Meet the Farmery, which Ankur Sanghi and Ryan Graven—both Fuqua ’14—recently adopted. The brainchild of CEO Ben Greene, the Farmery is a multicomponent food truck and container farm model. It cooks with what it grows—whether it is exotic mushrooms, salad greens or herbs—every morning. Greene mentioned that they even had a mini-farm, the “CropBox,” behind a portable Airstream kitchen downtown, which they hope to reinstate soon.
“The model is very cool. It checks all the boxes,” said Sanghi, an advisor to the company. “It’s a much more efficient way of enjoying food. Instead of farm-to-table, farm-at-your-table.”
The Farmery brings to that table a cuisine they call “superfood fusion”—a mix of hearty salads, gourmet wraps, bowls and melts that highlight the fresh yet unique ingredients they grow. Beyond the East by West Bowl—Sanghi’s personal favorite—customers can also taste plates like the Earth First flatbread or the Do the Chimi Chicken Melt, which features their house-made chimichurri sauce. And the best part?
“All of our food is 100 percent free of preservatives,” Greene said.
In addition, all production is 100 percent free of chemicals and based off of “organic nutrients and growing substrates,” as stated on the website. Additionally, a 40-foot indoor farm only uses as much energy as a “large produce cooler” as a result of its hybridized system of vertical farming, aquaponics—fish farming and hydroponics—and specialized LEDs.
However, the Farmery goes beyond the local endeavors of healthy food and resourceful agricultural practices.
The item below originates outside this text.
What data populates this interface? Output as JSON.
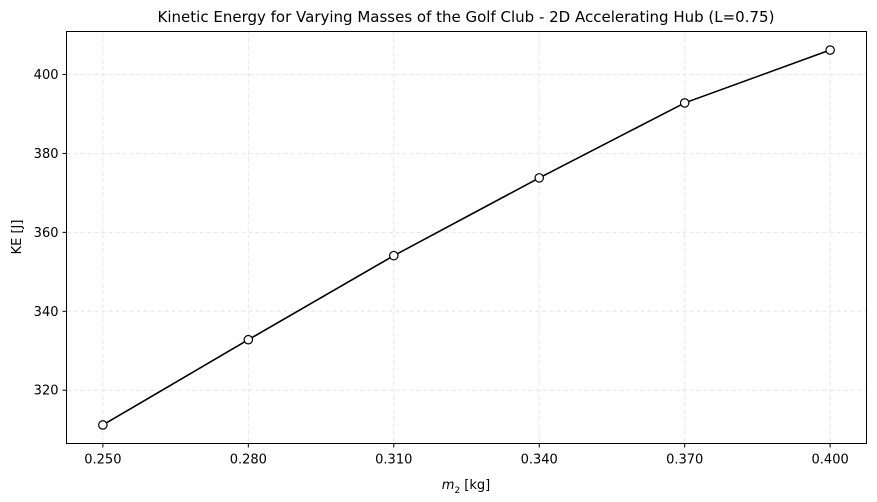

Greene and his team are also looking to extend the Farmery’s influence far beyond Durham and the Research Triangle by constructing indoor farms for other clients.
Greene also spoke of his excitement about collaborating with North Carolina State University to perform studies testing the current production capacity of his model, as well as about traveling to Costa Rica in the future to introduce the model internationally.
The company's decisions are influenced by goals to fulfill its self-proclaimed mission of “social and environmental responsibility,” or “how [we] can disrupt that distribution system," as Sanghi said.
“[We want] to refine the fast-casual type restaurant on the restaurant end, and on the business end, become a new standard for production and consumption,” Greene said.
In the meantime, Greene is satisfied with the quick progress achieved so far.
“[We’re] executing a really good system, doing something new or doing something well that hasn’t been done well before," he said. "We’re pioneering new frontiers.”